Ipanema could be said to be the largest health-club in the world (with one of the world’s largest swimming pools next door–though no one goes into the ocean, and in places it’s actually polluted). Rio in its public aspect is a cathedral to the Body Beautiful, its chapels the hundred of jiujitsu parlors and body builders’ gyms tucked among the bookstores and the juice stands (which sell vitamin supplements and what they call “Natural Viagra”). Four scuplted men are dribbling and swerving on the sand as if playing soccer on level ground, and an old man is selling CDs of himself playing “I Just Called to Say I Love You” on acoustic guitar, bossa nova style.

Yet the one thing that startles me this bountiful holiday morning is that through all the long blocks of Ipanema and neighboring Leblon, at least in the early hours of the day, I see not a single colored face. No Asian features, no dark-skinned Hispanics, none even of the Africans who have given the world much of what it imagines of Rio (soccer and samba and the love-potions, the jaguar teeth and bats’ wings of Yoruba magic). I could, in effect, be walking down Munich a la plage. After a long, long while I see a nanny wheeling a German woman along the beach, and a woman in African head-scarf trying to sell ice-creams. In Copacabana, farther along, the scene is always more mixed, and to that extent more dangerous. But in Ipanema when it is most relaxed, showing itself off to itself, the mulatta chic and racial mingling on which Rio prides itself is nowhere to be seen.

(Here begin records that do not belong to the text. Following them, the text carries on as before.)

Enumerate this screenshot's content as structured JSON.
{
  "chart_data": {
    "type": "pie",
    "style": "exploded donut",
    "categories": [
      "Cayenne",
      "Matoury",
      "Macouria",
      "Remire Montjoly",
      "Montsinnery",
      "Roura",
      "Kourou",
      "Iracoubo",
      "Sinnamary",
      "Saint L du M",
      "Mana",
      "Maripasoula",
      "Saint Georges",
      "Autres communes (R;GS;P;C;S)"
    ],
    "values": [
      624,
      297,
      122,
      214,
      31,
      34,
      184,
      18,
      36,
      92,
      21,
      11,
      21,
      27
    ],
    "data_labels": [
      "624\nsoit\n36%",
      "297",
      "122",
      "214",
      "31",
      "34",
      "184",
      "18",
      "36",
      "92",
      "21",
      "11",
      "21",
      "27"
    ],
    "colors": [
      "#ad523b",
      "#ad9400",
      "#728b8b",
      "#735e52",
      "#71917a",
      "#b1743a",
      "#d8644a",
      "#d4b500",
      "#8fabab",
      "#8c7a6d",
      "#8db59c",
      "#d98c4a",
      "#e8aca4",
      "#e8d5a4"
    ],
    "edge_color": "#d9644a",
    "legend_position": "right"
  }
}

I first came to Rio when I was eighteen, and after three months of bumping around Central and South America on a bus (and on a busboy’s wages, to boot), I felt as if I’d landed in the pot of gold at the end of the rainbow when I arrived in the Brazilian city, took in the wide expanse of ocean, the Gavea golf course near my friends’ parents’ house, the most tropical urban wonders I’d ever seen. A few years later I came down again for Easter, on my way to Paraguay, and eager to contrast Rio with the enclosedness, the unvisited privacy for which Asuncion is famous. Now, though, I want to take in the city’s contradictions at a deeper level: my plan is to spend one whole long day just wandering the city, trying to absorb its moods, its quirks and secrets and preferences the way one would do if spending eighteen long hours with a stranger. Every city has its tensions, which define it as they define most people, and you can best tease these out if you surround yourself with them for a day that reaches into night.